Sabah Learning Centers change entire communities

Each time I visit our Sabah learning centers, I’m not only impressed with the transformation of the students but also with how entire communities are transformed.

The most marked change is seen in the community where we started our first learning center (for reasons of security, I will just call our centers by numbers rather than by their names). Two years ago, when I first visited this village it was filthy. There was garbage everywhere. And as I walked through the village, I saw ladies gambling in the verandahs of their broken down houses and unruly filthy children playing in the dirt. The people looked at me in silence and suspicion. I was probably the first foreigner to visit their community.

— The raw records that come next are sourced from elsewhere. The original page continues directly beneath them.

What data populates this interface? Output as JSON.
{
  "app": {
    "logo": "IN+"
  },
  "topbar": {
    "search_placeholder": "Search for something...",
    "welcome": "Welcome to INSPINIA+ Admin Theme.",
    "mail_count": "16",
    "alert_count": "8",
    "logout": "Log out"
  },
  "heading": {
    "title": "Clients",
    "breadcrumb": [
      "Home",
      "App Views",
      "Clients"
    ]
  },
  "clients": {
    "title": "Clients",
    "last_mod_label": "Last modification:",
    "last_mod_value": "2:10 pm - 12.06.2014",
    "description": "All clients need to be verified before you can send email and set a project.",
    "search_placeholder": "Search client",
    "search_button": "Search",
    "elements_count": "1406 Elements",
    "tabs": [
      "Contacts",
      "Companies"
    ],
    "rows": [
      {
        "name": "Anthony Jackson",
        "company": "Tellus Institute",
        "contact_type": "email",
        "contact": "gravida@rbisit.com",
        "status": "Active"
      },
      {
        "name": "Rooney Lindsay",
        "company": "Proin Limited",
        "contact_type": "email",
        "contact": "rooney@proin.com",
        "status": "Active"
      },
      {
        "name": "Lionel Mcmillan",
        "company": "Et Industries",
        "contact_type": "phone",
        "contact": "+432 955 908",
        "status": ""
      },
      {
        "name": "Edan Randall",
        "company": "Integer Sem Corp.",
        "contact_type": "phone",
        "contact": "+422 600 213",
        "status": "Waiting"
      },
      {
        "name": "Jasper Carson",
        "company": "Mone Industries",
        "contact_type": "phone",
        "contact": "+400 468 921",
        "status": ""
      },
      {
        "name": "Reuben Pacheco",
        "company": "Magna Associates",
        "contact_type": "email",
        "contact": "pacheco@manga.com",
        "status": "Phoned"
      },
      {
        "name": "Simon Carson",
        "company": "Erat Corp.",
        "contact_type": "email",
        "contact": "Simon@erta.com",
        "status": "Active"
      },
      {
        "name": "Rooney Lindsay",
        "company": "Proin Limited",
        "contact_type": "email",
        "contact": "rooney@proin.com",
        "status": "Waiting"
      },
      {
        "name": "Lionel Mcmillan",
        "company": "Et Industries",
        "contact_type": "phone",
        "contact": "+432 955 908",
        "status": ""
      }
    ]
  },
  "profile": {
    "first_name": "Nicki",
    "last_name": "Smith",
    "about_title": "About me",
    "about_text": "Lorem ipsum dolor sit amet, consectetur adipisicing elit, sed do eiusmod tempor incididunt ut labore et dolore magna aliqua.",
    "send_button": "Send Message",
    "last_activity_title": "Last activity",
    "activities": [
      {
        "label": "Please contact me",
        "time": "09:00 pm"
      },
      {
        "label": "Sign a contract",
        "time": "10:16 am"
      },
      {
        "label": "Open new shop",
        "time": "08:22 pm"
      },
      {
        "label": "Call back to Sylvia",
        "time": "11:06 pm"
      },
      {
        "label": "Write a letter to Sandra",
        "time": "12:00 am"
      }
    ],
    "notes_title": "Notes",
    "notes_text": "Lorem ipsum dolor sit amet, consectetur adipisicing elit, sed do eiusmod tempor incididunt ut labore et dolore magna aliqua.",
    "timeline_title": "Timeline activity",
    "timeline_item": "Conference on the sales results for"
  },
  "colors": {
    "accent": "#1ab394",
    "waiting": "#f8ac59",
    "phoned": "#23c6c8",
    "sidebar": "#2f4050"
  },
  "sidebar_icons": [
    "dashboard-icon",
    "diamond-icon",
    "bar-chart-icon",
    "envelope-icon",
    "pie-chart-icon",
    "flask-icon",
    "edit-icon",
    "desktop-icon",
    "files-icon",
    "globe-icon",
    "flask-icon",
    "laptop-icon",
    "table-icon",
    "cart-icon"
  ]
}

Last week, as I entered the village, it was as if I had entered the wrong village. The village was clean and tidy. The filthy playground was now totally cemented with nice basketball posts at either end. In that playground was the bright red school house. Around the playground, some of the houses that used to be gambling dens are now used for “spillover classrooms.” This time I saw no evidence of gambling. Some of the gambling den operators are now teachers. In fact, the principal of this 1st center used to be a lottery seller.

As I stood outside one of the classrooms and saw the little slippers of the school kids neatly placed outside, I realized that these little kids had learned the precious lesson of discipline. As I entered the neat tidy classroom and saw the kids diligently writing on their little desks, I bent over to take a closer look at their penmanship and then I heard my fellow-visitor say to me “Their writing is better than ours!”

I could hardly contain my emotions as I thought how this little Goducate learning center had changed an entire community!

Sabah Learning Centers are community projects

Goducate believes in helping Asians to help themselves. Therefore, Goducate projects are usually community projects.

Goducate does not believe in playing the role of a charitable Santa Claus bearing gifts because this type of help breeds laziness. Worse than laziness, it robs the recipients of their dignity as useful human beings.

I was so glad when I visited our Sabah learning centers last week to see how the community was actively participating in educating their own children. When I arrived at our first center, I was glad to see that a nice coat of bright red paint had been added to the center. I was told that the parents had done this on their own accord.

As I sat to watch the welcome program that they had prepared for us that day, I was told that all the decorations were done by the community and the school. I was told that as present building was too small to hold the student body of 400 students, different households had volunteered to open their houses to serve as additional classrooms. I was especially proud to see the local mums teaching their own children – using the teaching techniques and materials that we had given to them. They looked just like the teachers in any other school in the city!

As I went to each of the 5 centers, I saw how each community was actively participating in building and running of the learning centers. In our 2nd Center, I saw that the community had added a new wall to their previously totally “open-concept” school house! They had even extended their school house with zinc sheets taken from a recently torn down nearby building. And the dads had made many more simple desks for the students.

I was so glad to see that the Goducate philosophy of helping poor Asians help themselves was no more just a dream among these “undocumented aliens” of Sabah but had become a reality.